Семеро мужчин в хороших костюмах неторопливо, с достоинством, кутили. Обменивались короткими тостами, выпивали, крякали, закусывали черной икрой. Называли друг друга по-отчеству: Иваныч, Петрович, Валентиныч.
— Да ты чо, Иваныч! Чо я, виски не пробовал? По мне так дрянь. Все дрянь. Есть водка — и есть все остальное. Когда она в тебя эдакой холодной лягушенцией прыгает — это, Иваныч, уже не просто крепкий алкоголь. Это философия.
— Не, Валентиныч, не скажи. Тут важен момент. Иногда вечером откроешь балкон, зажжешь торшер, кино включишь про Джеймса Бонда. И если плеснуть вискаря на два пальца, а потом закурить сигару… Это, брат, тоже философия.
— Вражеская, заметь, философия… Эй, Иваныч! Да ты чо, Иваныч! Я ж шучу…
Его собеседник процедил сквозь зубы:
— Все нормально… Пойду подышу.
Он распахнул дверь в общий зал, на мгновение исчез в розовом дыму, обогнул танцующую пару. Пожилой гражданин топтался на месте, боясь разбудить партнершу, уронившую голову ему на плечо.

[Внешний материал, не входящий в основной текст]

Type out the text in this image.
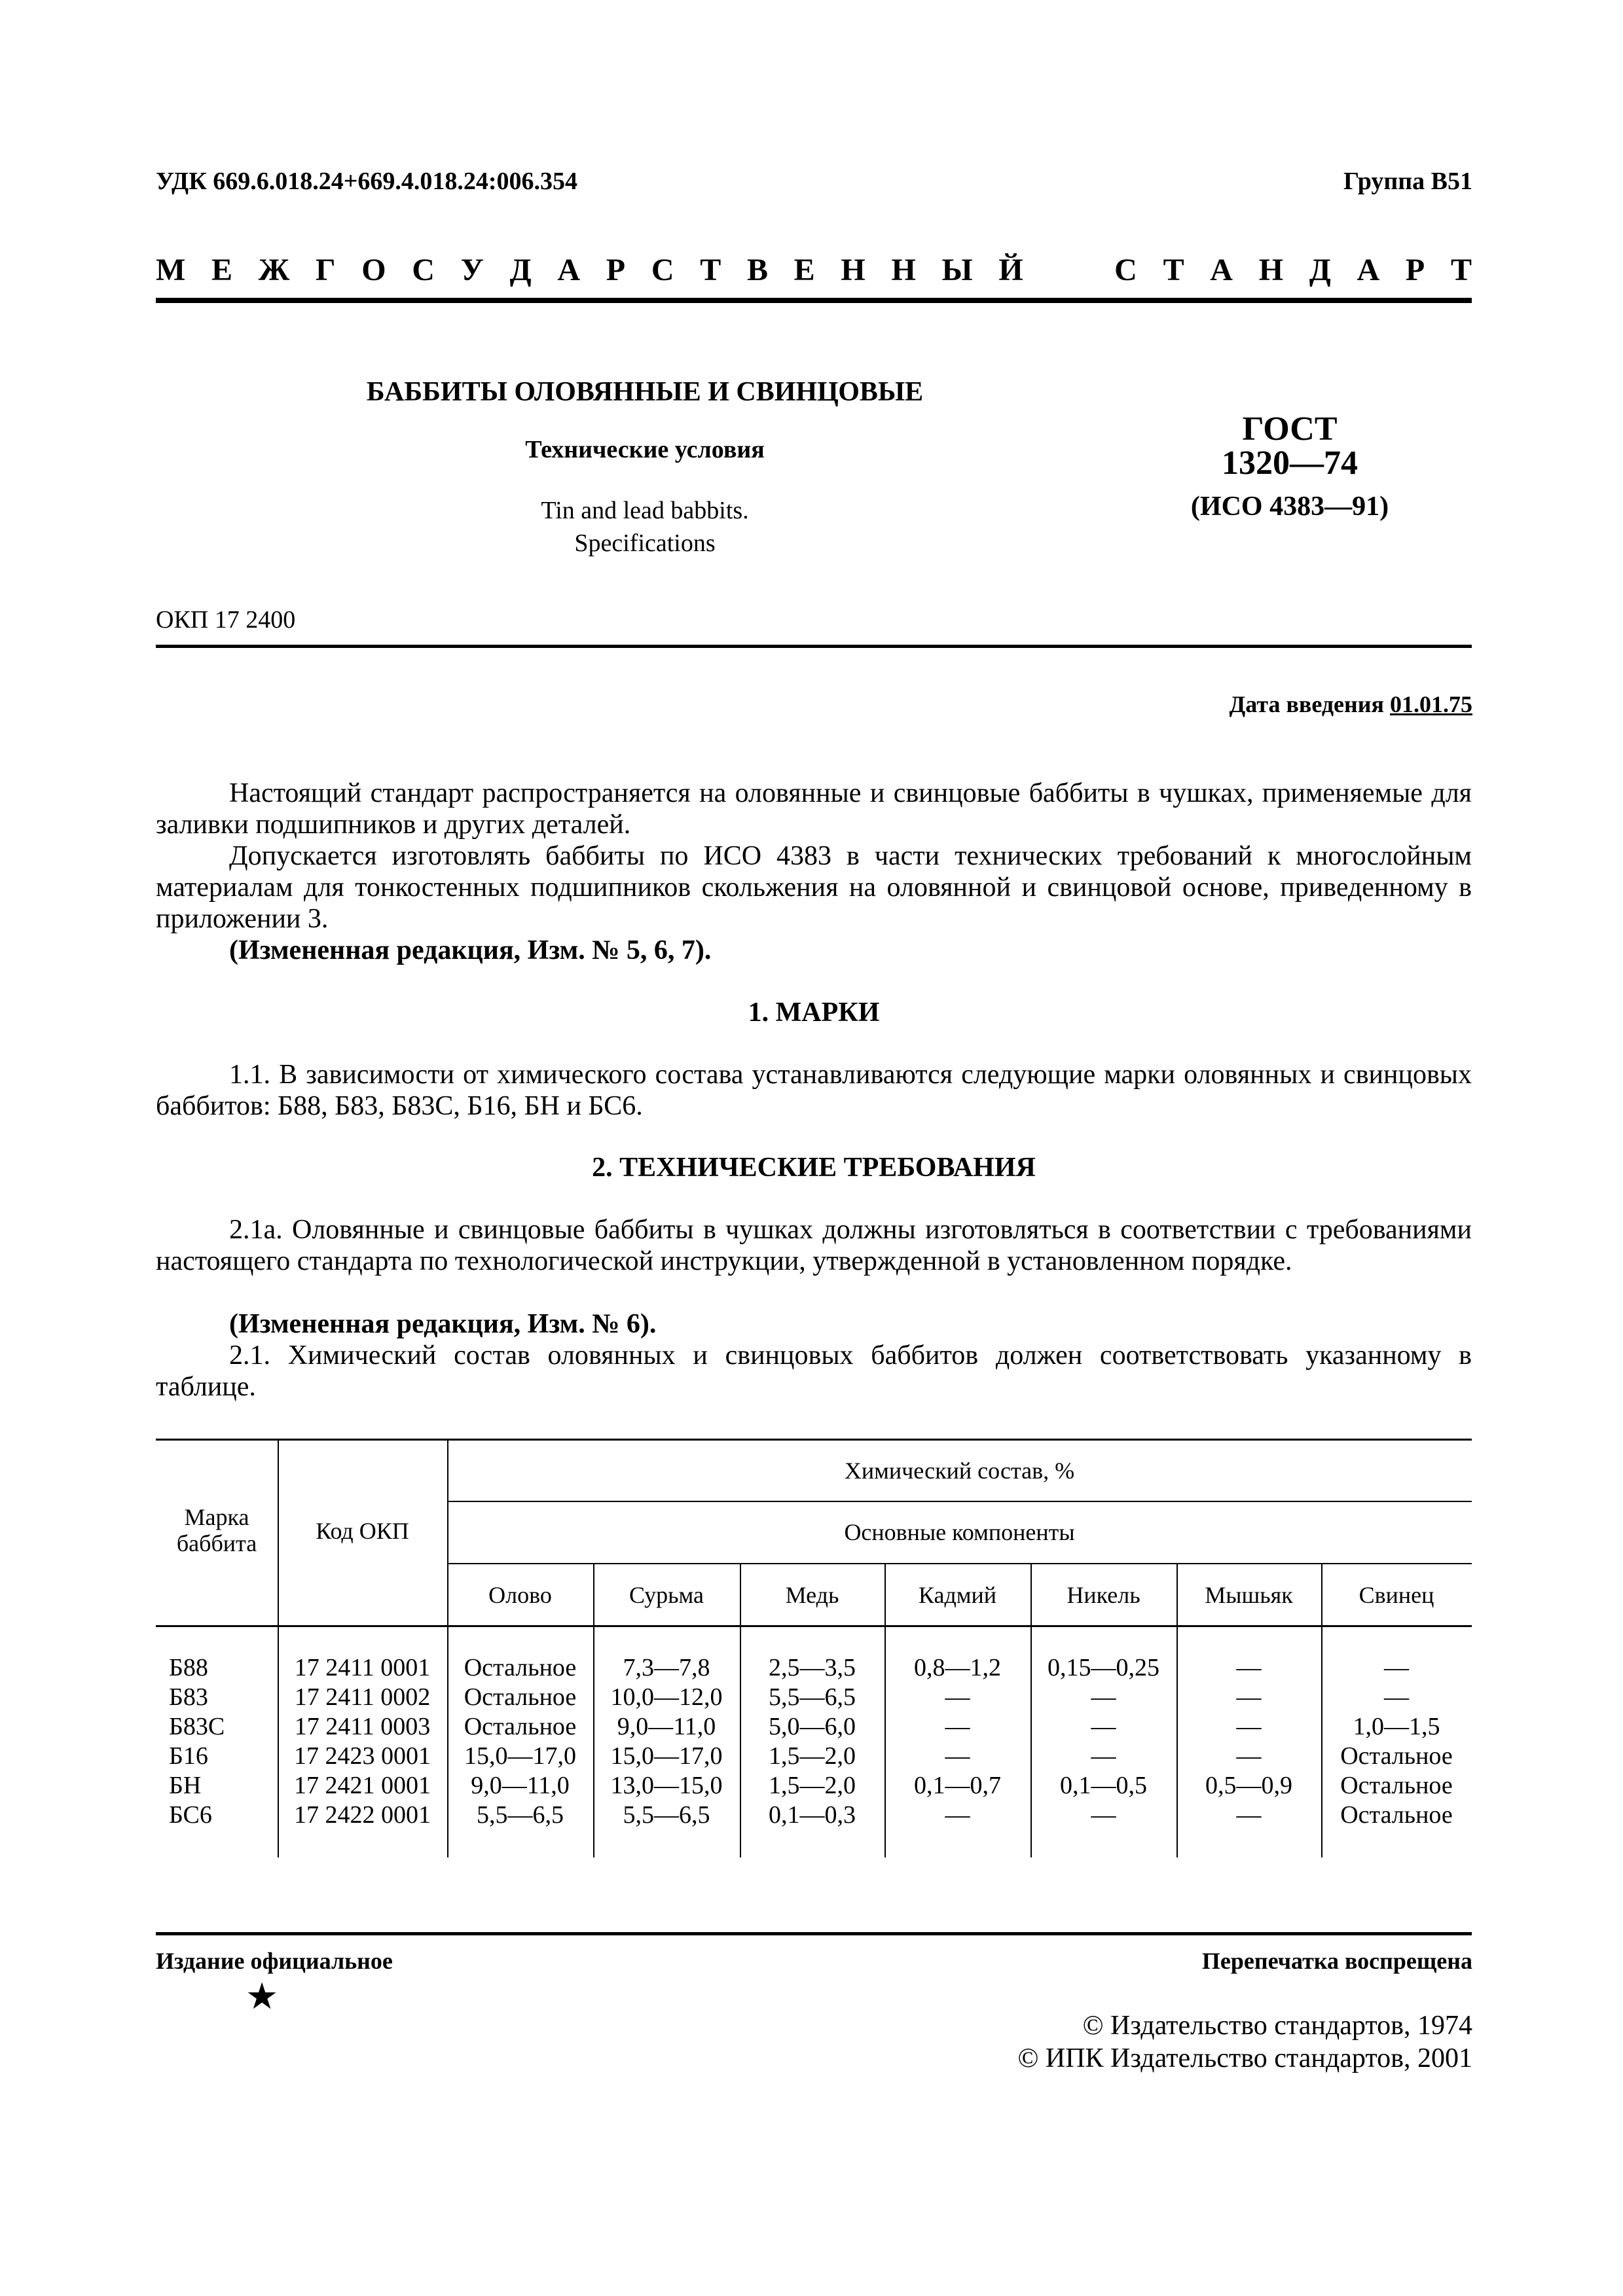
УДК 669.6.018.24+669.4.018.24:006.354	Группа В51
М Е Ж Г О С У Д А Р С Т В Е Н Н Ы Й	С Т А Н Д А Р Т
БАББИТЫ ОЛОВЯННЫЕ И СВИНЦОВЫЕ
Технические условия
Tin and lead babbits.
Specifications
ГОСТ
1320—74
(ИСО 4383—91)
ОКП 17 2400
Дата введения 01.01.75

Настоящий стандарт распространяется на оловянные и свинцовые баббиты в чушках, применяемые для заливки подшипников и других деталей.

Допускается изготовлять баббиты по ИСО 4383 в части технических требований к многослойным материалам для тонкостенных подшипников скольжения на оловянной и свинцовой основе, приведенному в приложении 3.

(Измененная редакция, Изм. № 5, 6, 7).

1. МАРКИ

1.1. В зависимости от химического состава устанавливаются следующие марки оловянных и свинцовых баббитов: Б88, Б83, Б83С, Б16, БН и БС6.

2. ТЕХНИЧЕСКИЕ ТРЕБОВАНИЯ

2.1а. Оловянные и свинцовые баббиты в чушках должны изготовляться в соответствии с требованиями настоящего стандарта по технологической инструкции, утвержденной в установленном порядке.

(Измененная редакция, Изм. № 6).

2.1. Химический состав оловянных и свинцовых баббитов должен соответствовать указанному в таблице.

Марка
баббита	Код ОКП
Химический состав, %
Основные компоненты
Олово	Сурьма	Медь	Кадмий	Никель	Мышьяк	Свинец
Б88	17 2411 0001	Остальное	7,3—7,8	2,5—3,5	0,8—1,2	0,15—0,25	—	—
Б83	17 2411 0002	Остальное	10,0—12,0	5,5—6,5	—	—	—	—
Б83С	17 2411 0003	Остальное	9,0—11,0	5,0—6,0	—	—	—	1,0—1,5
Б16	17 2423 0001	15,0—17,0	15,0—17,0	1,5—2,0	—	—	—	Остальное
БН	17 2421 0001	9,0—11,0	13,0—15,0	1,5—2,0	0,1—0,7	0,1—0,5	0,5—0,9	Остальное
БС6	17 2422 0001	5,5—6,5	5,5—6,5	0,1—0,3	—	—	—	Остальное
Издание официальное	Перепечатка воспрещена
★
© Издательство стандартов, 1974
© ИПК Издательство стандартов, 2001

Майор госбезопасности Адольф Иванович Шелест вышел на крыльцо. Апрельская ночь была по-летнему теплой. Улица молчала, окна старого дома напротив были темны. Только в луже у поребрика рябили зеленые буквы — отражение ресторанной вывески.
Майор рванул карденовский галстук и выпростал шею из тугого воротника. В голове у него только что словно прорвало плотину, и теперь потоком неслись странные воспоминания о чужой, чудовищно чужой жизни. Под ногами майора разверзлась пучина безумия. Но майор устоял.
Он оценил ситуацию холодно и трезво. Итак, случилось то, к чему его готовили с раннего детства. Он выучил назубок инструкции, не веря до конца, что когда-нибудь придется их применить. И теперь его долг — соблюсти каждый параграф, каждую букву.
Майор Шелест поправил галстук и застегнул рубашку. Он посмотрел на часы — полночь наступила пятнадцать минут назад. Уже пятнадцать минут! Больше он не собирался терять ни секунды.
Той же ночью Аэлита проснулась в своей постели не одна. Она осторожно и брезгливо потянула одеяло. Худые плечи спящего недовольно поежились.
Господи, это же Енот! Аэлита зажала себе рот, чтобы не расхохотаться. Нет, господа, так не бывает. Не может вселенная перевернуться только для того, чтобы подложить ей в постель этого сопливого придурка. А потом смех прошел. Она машинально набросила одеяло обратно на спящего и закрыла глаза.